Malte : Plus de 130 médecins déposent un recours contre l’interdiction d’avorter

JUSTICE L’interdiction de l’avortement « empêche les médecins de fournir des soins immédiats et opportuns », estiment les professionnels

20 Minutes avec agences
Plus de 130 médecins maltais ont déposé un recours contre l'interdiction d'avorter (illustration).
Plus de 130 médecins maltais ont déposé un recours contre l'interdiction d'avorter (illustration). — DarkoStojanovic / Pixabay

Quelque 135 médecins maltais ont déposé lundi un recours juridique contre l’interdiction de l’avortement dans cette petite île, où les femmes risquent jusqu’à trois ans de prison en cas d’IVG. Déposé, entre autres, contre le Premier ministre et le ministre de la Santé, le recours demande la suppression d’un article du Code pénal prévoyant jusqu’à quatre ans de prison et l’interdiction à vie d’exercer pour les médecins pratiquant des avortements.

Cette disposition du Code pénal « empêche les médecins de fournir des soins immédiats et opportuns, et ce retard met en danger la vie et la santé des femmes enceintes », peut-on lire dans le document.
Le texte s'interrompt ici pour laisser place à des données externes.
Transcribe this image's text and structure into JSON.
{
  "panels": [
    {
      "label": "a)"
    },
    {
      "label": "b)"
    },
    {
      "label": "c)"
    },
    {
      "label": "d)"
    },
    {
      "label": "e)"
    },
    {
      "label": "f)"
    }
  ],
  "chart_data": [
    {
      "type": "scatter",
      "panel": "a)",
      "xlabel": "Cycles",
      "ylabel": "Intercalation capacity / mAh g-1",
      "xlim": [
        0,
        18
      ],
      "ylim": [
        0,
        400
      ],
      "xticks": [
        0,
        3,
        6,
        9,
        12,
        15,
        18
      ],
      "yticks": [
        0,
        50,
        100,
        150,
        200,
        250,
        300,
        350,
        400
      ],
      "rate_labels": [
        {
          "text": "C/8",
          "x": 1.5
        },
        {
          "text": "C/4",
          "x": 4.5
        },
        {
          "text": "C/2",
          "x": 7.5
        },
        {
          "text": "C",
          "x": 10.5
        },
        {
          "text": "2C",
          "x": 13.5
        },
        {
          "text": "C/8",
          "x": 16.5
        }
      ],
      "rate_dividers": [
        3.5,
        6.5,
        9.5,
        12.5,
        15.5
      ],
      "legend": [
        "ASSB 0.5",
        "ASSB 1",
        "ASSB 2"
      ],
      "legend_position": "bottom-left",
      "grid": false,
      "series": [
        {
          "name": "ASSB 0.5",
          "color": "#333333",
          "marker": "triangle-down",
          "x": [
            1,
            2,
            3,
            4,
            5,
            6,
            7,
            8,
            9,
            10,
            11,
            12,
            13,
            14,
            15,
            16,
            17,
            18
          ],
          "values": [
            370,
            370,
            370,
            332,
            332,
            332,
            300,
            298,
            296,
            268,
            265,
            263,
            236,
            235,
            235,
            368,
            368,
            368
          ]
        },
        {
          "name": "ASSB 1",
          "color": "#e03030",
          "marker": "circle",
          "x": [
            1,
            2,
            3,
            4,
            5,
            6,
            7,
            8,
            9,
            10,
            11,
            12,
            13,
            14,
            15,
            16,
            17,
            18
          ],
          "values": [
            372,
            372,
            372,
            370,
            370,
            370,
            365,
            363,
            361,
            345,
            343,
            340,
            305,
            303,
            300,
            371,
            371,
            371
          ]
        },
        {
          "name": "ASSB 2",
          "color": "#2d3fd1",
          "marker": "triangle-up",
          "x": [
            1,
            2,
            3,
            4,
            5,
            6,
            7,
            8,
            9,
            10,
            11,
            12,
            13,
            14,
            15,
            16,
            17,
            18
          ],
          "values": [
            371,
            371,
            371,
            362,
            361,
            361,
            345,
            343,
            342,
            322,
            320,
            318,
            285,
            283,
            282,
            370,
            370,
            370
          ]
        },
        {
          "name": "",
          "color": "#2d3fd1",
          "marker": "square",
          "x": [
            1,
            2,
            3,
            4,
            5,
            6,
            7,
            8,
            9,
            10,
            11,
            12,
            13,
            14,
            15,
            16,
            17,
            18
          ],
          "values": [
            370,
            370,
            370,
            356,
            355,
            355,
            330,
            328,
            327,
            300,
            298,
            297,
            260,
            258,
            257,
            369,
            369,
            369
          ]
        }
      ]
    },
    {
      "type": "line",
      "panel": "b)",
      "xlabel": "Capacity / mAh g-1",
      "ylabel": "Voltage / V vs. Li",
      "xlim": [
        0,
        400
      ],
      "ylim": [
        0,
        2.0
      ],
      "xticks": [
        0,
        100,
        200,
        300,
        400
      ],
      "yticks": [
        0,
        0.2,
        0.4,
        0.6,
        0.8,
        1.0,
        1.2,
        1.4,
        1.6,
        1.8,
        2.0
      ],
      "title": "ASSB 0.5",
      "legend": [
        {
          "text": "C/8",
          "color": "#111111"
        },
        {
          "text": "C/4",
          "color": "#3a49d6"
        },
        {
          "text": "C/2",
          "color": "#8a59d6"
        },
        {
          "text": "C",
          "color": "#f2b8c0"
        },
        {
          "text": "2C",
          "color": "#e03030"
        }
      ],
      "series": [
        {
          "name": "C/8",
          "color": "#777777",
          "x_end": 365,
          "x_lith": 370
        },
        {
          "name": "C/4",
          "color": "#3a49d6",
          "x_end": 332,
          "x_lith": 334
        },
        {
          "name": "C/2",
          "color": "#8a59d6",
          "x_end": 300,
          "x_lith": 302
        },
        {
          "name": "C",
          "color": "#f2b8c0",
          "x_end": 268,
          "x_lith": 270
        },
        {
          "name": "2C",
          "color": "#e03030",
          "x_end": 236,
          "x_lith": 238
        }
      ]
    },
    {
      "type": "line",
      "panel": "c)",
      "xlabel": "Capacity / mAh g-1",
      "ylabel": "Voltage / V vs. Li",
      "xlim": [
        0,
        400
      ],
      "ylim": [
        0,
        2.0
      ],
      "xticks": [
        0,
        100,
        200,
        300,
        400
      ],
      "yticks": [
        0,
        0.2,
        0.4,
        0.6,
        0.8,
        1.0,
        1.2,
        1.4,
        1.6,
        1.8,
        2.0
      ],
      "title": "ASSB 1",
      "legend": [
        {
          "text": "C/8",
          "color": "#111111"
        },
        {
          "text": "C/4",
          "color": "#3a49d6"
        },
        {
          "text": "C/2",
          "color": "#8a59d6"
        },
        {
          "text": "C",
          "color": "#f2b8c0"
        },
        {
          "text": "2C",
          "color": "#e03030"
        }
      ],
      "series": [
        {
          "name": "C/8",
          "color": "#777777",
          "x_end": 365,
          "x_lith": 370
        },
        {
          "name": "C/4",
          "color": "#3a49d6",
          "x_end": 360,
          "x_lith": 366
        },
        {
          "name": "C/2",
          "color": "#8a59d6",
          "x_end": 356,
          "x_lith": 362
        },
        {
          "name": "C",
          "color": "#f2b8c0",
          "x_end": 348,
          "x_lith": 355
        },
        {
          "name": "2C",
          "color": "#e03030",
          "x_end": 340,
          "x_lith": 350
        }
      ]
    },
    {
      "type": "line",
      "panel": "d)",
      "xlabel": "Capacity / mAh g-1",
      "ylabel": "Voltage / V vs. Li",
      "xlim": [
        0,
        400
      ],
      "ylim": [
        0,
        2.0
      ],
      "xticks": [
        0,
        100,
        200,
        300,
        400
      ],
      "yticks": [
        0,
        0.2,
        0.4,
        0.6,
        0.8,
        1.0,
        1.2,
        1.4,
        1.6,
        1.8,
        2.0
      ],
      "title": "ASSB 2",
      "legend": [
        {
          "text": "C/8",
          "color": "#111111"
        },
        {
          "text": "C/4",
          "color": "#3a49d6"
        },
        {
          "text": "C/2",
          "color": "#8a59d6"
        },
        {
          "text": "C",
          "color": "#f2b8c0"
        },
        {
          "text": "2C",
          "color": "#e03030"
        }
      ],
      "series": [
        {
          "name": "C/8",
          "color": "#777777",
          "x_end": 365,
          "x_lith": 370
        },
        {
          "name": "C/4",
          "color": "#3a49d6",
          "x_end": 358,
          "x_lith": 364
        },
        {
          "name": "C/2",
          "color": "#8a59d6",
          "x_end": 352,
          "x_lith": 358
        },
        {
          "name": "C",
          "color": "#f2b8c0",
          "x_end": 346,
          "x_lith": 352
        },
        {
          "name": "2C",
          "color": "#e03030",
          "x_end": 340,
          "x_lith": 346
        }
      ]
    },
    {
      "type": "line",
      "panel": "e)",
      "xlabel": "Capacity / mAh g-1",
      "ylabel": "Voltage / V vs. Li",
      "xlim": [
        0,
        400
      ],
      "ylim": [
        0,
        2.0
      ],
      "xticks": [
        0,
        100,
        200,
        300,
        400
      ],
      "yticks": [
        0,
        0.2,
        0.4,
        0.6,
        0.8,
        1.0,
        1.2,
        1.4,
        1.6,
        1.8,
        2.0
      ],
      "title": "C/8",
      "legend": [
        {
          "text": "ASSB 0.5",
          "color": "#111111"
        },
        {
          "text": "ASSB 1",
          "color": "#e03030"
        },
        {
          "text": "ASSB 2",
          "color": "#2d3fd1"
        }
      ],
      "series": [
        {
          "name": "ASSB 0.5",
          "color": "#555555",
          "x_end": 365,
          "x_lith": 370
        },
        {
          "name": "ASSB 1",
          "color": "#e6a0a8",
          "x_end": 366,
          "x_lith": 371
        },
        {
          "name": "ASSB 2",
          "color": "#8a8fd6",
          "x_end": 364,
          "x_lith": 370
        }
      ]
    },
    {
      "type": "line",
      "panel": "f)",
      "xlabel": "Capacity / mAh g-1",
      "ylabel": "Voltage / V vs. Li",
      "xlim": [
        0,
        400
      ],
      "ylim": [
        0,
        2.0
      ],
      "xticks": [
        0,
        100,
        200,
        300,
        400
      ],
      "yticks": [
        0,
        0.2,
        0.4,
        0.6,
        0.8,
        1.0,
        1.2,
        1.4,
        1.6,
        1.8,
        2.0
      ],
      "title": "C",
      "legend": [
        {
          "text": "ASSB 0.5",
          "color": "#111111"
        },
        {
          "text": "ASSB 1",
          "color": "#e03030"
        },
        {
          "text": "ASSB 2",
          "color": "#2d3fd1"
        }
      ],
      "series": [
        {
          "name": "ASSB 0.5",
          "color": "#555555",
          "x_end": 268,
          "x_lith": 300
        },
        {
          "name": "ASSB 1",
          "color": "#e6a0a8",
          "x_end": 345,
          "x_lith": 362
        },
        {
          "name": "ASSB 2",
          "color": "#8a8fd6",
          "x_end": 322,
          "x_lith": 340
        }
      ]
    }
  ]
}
Les médecins à l’origine du recours espèrent maintenant un procès pour plaider leur cause. Selon l’ONG Doctors for Choice, qui milite pour la légalisation de l’avortement, ils représentent environ 5 % des médecins de l’île méditerranéenne.


Un récent cas qui a suscité des protestations

Leur démarche intervient environ une semaine après qu’un hôpital maltais a refusé de faire avorter une touriste américaine souffrant de complications liées à sa grossesse. L’incident a suscité des protestations à Malte et attiré l’attention internationale sur les lois de ce pays majoritairement catholique, le seul de l’Union européenne interdisant complètement les avortements.

Andrea Prudente, 38 ans, y était en vacances lorsqu’elle a perdu les eaux après un fort saignement durant sa 16e semaine de grossesse. Le bébé n’avait aucune chance de survivre, mais les médecins ont refusé d’intervenir. Son mari, Jay Weeldreyer, a déclaré que les médecins attendaient qu’elle fasse une fausse couche naturelle, que les battements de cœur du bébé s’arrêtent ou « qu’elle ait une infection potentiellement mortelle » qui les inciterait à agir. Préoccupé par le risque de septicémie, le couple a finalement été transporté par avion en Espagne, où la femme a reçu un traitement, selon Jay Weeldreyer.